« En créant dans l’esprit de votre consommateur la ‘position de votre marque’ qui reflète ses forces et ses faiblesses vous obligez vos concurrents à vous déterminer par rapport à cette position[1]».
La proposition d’Al Ries et Jack Trout a radicalement changé la façon de communiquer d’une marque mais elle était en même temps la synthèse logique des démarches de communication fondées sur l’USP et la recherche d’empathie avec le consommateur.
L’introduction de ce concept du positionnement marque un point d’inflexion important dans la pensée marketing. Jusqu’aux débuts des années 1970, les entreprises s’attachaient à développer leurs relations avec leurs clients et distributeurs d’une manière relativement autonome et sans accorder une importance particulière à la concurrence.
L’inflexion apparaît à la même période qu’une révélation importante en sociologie sur l’importance des liens faibles par le professeur Granovetter :
« La réalité de la vie économique doit donc être bien plus qu’un simple aller-retour anonyme sur la scène marchande car le contexte social s’entrelace autour des actions et des transactions économiques[2]».
La convergence est de nouveau établie entre les trois apports, culturel, économique et enfin politique. L’introduction de l’importance à accorder aux liens faibles et forts souligne la nécessité pour les entreprises d’accroître la valeur économique de leur relation avec leurs consommateurs au moyen d’un positionnement optimal.
Le marketing, pensé initialement à partir de l’idée d’une transaction fondée sur l’échange immédiat, commençait à évoluer vers une relation durable dans le temps. Le positionnement proposé par Al Ries et Jack Trout privilégiait l’emprise laissée par l’entreprise dans l’esprit du consommateur soit la représentation du produit plutôt que sa réalité.
Le positionnement des entreprises et des marques consacre la représentation subjective plutôt que l’apport objectif et fonctionnel d’un produit ou d’un service. Lorsque la marque de locations de voiture, Avis, stipule « nous sommes les numéros deux, alors nous travaillons plus dur (we try harder) » son référent n’est plus une qualité absolue (la location de la meilleure voiture au meilleur prix et dans les meilleures conditions) mais bien d’apparaître dans l’esprit des futurs clients comme la marque « qui en fait le plus ».
Le marketing contemporain de la crise du pétrole et du dernier quart de siècle va intégrer ces nouvelles contraintes à ses acquis déjà vieux de plus d’un siècle. Celles-ci consolideront la discipline tout en testant en permanence son adaptabilité à un environnement de plus en plus changeant car varié et ouvert sur le monde.
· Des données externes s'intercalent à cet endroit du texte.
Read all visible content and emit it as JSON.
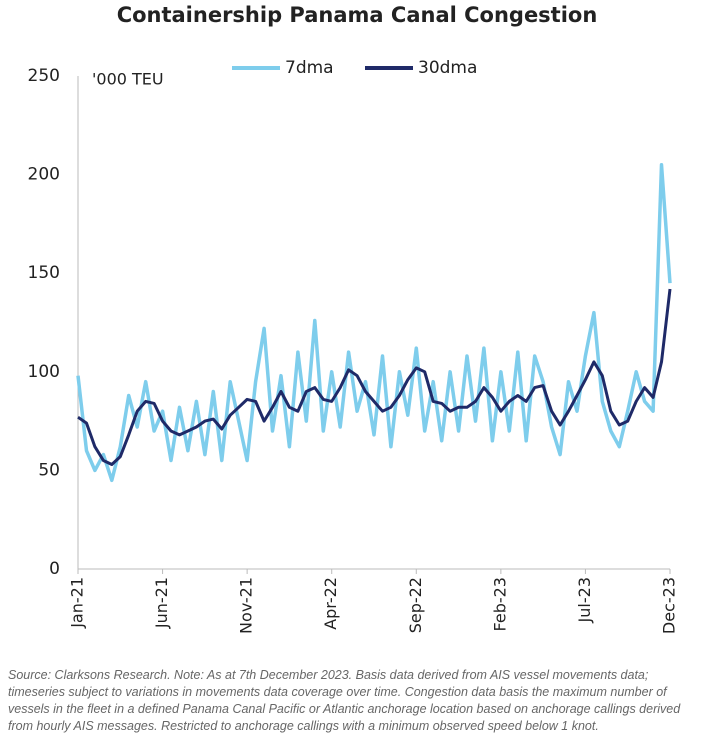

Finalement la poursuite de la satisfaction des attentes des consommateurs dans le cadre de la société de consommation s’accorde avec une vision élargie du rôle du marketing comme le soulignaient dans leur article de 1969 sur l’extension des frontières du marketing les professeurs Kotler et Levy. Ce rapprochement entre les trois univers, culturel, économique et politique va se nouer de nouveau autour de la notion de réseau. Cette idée centrale irriguera l’évolution du marketing dans les années à venir et en deviendra la matrice à la fin du XXe siècle.
Autant théorie que pratique, la discipline du marketing avait bénéficié des progrès multi-dimensionnels des sociétés occidentales autant qu’elle les avait nourris. Les contestations de l’année 1968, loin de le déstabiliser lui permirent, au contraire, de prouver sa flexibilité et son adaptabilité grâce à l’émergence, qui s’avérera pérenne, de l’idée de contre-culture.
Le marketing était dorénavant bien inséré dans un réseau d’interactions auquel il se devait de participer et qu’il ne pouvait ni ne savait dominer, sinon dans l’esprit de ses pires critiques qui en étaient souvent ses plus mauvais exégètes. Paradoxalement ce tissu d’interactions allait favoriser une période nouvelle de distinction plutôt que démocratisation de la consommation. Une orientation nouvelle et bien différente du marketing des trente années écoulées allait s’engager.
Les entreprises allaient être amenées à progressivement quitter les rives de la relation exclusive avec leurs consommateurs pour aborder celles plus tumultueuses de la concurrence et dès lors d’un marketing moins objectif mais plus subjectif ou « émotionnel » selon le mot de Gilles Lipovetsky.
[1] Al Ries et Jack Trout, « The positionning Era Cometh », Advertising Age, 1972.
[2] Mark Granovetter, « The Strength of Weak Ties », American Journal of Sociology, 78, p. 1360 -1380.